Amnesty International Ireland
- Type: Non-Governmental Organisation
- Location: Ireland;
- Executive Director: Stephen Bowen
- Parent organisation: Amnesty International
- Website: Official website

= Amnesty International Ireland =

Amnesty International Ireland (commonly known as Amnesty and AI) is the Irish branch of the international non-governmental organisation focused on human rights, Amnesty International.

==History==
One of the founding members of the branch was German Abwehr agent Helmut Clissmann. Until June 2022, the executive director was Colm O'Gorman. In August 2023, Stephen Bowen became Executive Director.

==Campaigns==
Amnesty operate a number of campaigns focusing on human rights issues.

===Abortion rights===

The She is not a criminal campaign opposes the Republic of Ireland's abortion law, as according to Amnesty, "Ireland’s Constitution and abortion legislation result in violations of the fundamental human rights of women and girls. Ireland has one of the world’s most restrictive abortion laws. Women and girls cannot legally have an abortion in Ireland unless there is a risk to their life. And even where that is the case, access is difficult."
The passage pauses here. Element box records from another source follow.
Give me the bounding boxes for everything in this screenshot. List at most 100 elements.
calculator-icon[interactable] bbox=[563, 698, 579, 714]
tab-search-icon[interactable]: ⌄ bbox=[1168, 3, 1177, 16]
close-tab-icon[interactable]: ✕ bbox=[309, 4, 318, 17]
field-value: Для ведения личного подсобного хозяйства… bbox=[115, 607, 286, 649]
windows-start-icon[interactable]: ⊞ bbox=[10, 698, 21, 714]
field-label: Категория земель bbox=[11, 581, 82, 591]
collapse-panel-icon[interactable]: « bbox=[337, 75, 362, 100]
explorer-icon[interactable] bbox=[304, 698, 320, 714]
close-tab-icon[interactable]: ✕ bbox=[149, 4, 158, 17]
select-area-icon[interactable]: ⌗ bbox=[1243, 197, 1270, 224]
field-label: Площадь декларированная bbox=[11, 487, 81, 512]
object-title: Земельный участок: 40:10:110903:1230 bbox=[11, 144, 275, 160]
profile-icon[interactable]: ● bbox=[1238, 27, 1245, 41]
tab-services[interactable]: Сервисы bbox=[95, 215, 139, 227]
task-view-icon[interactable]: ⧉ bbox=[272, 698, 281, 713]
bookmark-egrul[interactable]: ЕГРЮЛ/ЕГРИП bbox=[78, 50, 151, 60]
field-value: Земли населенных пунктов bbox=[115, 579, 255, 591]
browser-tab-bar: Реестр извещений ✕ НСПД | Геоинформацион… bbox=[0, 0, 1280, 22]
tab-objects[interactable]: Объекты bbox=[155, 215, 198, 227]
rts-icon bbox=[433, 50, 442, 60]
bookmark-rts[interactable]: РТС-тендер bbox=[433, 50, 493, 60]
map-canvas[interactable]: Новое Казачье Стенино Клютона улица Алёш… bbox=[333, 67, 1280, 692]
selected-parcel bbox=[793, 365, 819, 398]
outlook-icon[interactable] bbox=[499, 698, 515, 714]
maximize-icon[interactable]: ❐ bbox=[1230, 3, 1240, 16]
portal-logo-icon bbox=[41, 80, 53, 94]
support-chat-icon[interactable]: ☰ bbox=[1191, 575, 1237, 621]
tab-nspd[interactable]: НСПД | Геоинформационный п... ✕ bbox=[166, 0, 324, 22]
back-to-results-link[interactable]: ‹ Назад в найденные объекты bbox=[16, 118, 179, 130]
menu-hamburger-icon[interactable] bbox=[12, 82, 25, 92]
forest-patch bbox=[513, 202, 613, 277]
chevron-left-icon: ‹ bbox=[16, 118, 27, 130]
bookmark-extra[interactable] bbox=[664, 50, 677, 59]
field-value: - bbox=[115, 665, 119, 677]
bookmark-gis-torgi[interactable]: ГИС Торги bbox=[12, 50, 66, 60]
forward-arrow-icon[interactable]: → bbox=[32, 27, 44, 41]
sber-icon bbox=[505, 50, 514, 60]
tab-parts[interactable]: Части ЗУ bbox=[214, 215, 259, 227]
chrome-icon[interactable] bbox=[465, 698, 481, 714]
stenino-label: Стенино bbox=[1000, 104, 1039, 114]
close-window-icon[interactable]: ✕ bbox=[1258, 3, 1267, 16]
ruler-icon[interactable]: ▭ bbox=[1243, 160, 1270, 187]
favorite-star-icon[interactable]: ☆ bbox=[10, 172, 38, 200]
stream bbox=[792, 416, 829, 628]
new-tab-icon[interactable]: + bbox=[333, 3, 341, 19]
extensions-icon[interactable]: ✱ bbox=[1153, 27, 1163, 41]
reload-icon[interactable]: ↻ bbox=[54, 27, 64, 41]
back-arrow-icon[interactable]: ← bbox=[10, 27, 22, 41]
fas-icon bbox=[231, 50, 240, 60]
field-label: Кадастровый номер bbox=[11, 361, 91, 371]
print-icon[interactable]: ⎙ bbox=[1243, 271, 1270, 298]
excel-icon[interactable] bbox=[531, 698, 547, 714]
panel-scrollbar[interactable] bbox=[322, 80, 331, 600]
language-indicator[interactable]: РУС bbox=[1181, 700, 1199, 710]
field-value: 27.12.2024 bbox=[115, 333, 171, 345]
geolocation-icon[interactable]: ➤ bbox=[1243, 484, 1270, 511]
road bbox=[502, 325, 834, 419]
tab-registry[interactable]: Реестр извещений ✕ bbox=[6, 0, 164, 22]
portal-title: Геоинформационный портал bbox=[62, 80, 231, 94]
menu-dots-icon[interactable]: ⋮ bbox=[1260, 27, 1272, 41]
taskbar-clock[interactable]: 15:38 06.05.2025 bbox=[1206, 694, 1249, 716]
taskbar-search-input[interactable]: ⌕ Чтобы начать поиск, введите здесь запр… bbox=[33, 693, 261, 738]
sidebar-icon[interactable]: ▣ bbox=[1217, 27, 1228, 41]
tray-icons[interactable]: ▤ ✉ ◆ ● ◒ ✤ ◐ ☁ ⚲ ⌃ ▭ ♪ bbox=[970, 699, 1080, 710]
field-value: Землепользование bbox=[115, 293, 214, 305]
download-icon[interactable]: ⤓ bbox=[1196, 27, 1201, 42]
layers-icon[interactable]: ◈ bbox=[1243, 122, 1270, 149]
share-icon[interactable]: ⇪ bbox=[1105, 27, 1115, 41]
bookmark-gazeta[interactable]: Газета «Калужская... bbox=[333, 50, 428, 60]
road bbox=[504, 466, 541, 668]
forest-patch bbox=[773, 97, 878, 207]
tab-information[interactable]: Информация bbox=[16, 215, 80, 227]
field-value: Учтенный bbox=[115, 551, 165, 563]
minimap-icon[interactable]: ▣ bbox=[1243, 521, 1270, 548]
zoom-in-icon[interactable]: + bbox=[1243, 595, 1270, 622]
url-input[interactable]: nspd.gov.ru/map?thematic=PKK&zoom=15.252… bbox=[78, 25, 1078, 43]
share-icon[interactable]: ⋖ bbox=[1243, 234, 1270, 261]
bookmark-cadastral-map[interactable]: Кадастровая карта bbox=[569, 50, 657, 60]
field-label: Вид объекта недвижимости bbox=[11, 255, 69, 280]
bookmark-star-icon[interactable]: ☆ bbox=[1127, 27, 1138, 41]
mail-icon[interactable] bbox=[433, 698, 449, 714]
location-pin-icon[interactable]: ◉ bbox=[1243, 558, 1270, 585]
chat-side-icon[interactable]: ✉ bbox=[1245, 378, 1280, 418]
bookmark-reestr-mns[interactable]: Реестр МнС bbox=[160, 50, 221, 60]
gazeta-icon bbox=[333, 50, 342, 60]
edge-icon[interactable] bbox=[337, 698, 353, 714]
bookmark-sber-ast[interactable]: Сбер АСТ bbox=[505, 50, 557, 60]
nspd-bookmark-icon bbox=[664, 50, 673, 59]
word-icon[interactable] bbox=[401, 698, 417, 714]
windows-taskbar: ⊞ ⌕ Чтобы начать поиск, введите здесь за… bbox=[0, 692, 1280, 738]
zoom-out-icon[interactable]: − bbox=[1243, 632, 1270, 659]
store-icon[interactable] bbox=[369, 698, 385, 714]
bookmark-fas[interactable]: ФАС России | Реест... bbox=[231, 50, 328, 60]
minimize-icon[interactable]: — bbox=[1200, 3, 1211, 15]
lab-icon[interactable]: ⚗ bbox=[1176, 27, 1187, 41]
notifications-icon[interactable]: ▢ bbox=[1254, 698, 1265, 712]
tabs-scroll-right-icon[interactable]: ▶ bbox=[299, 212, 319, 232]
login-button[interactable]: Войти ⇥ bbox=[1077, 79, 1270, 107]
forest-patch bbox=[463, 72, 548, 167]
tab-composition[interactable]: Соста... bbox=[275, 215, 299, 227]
The campaign was prompted in part due to criticism of Ireland's abortion laws by the UN Committee on Economic, Social and Cultural Rights (CESCR) and the Committee Against Torture. The CESCR has criticised what it described as Ireland's "highly restrictive legislation on abortion and its strict interpretation thereof", and its "criminalization of abortion, including in the cases of rape and incest and of risk to the health of a pregnant woman." It recommended that Ireland take all necessary steps, including a referendum on abortion, to revise its legislation on abortion. It also raised concerns at the impact on women and girls of the law on access to and information about abortion, and how the constitutional protection afforded to the foetus also impacted on maternity care. Abortion is constitutionally permitted only when a woman's or girl's life is at 'real and substantial risk', and carries a possible 14-year prison sentence in all other circumstances.

===Controversy over foreign donations===
In December 2017 newspapers reported that the Standards in Public Office Commission informed Amnesty Ireland that this breached Ireland's campaign finance laws which prohibit foreign donors making donations to groups in Ireland who influence government policy. The George Soros Open Society Foundation funding had previously been publicly reported on its website and 2016 annual report. The commission had frequently stated in its reports that this provision is overly wide and cannot have been the intention of the legislature, except where groups are involved in campaigning at elections or referendums. Amnesty Ireland stated that they were not going to obey the commission's instruction to return the funding, as it considered it a violation of its – and other Irish NGOs' – rights to freedom of association and expression.

Amnesty initiated a High Court challenge to SIPO's instruction. The case was heard in July 2018 and as part of the settlement agreement, the High Court heard that SIPO now accepts its decision that the donation was for political purposes and must be returned was "procedurally flawed". Amnesty said it was pleased that the decision has been quashed and that it was vindicated in its decision to challenge the decision. Amnesty also said that it hopes the Government will reform the Electoral Act.

===Refugees===
Amnesty's I Welcome Refugees campaign supports refugees and asylum seekers. The campaign promotes resettlement policies by Ireland and the international community and focuses on three main areas:
- Family reunification – this means refugees can join close relatives already living abroad.
- Academic scholarships and study visas, allowing refugees to start or carry on studying.
- Medical visas, to help someone with a serious condition get life-saving treatment.

===Other campaigns===
- Opposition to torture;
- Opposition to capital punishment;
- A campaign to free Ibrahim Halawa, an Irish citizen imprisoned for four years in Egypt, without proper trial. He was ultimately acquitted of all charges in September 2017, and released in mid-October. He said on his return to Dublin that he would work for other people imprisoned overseas.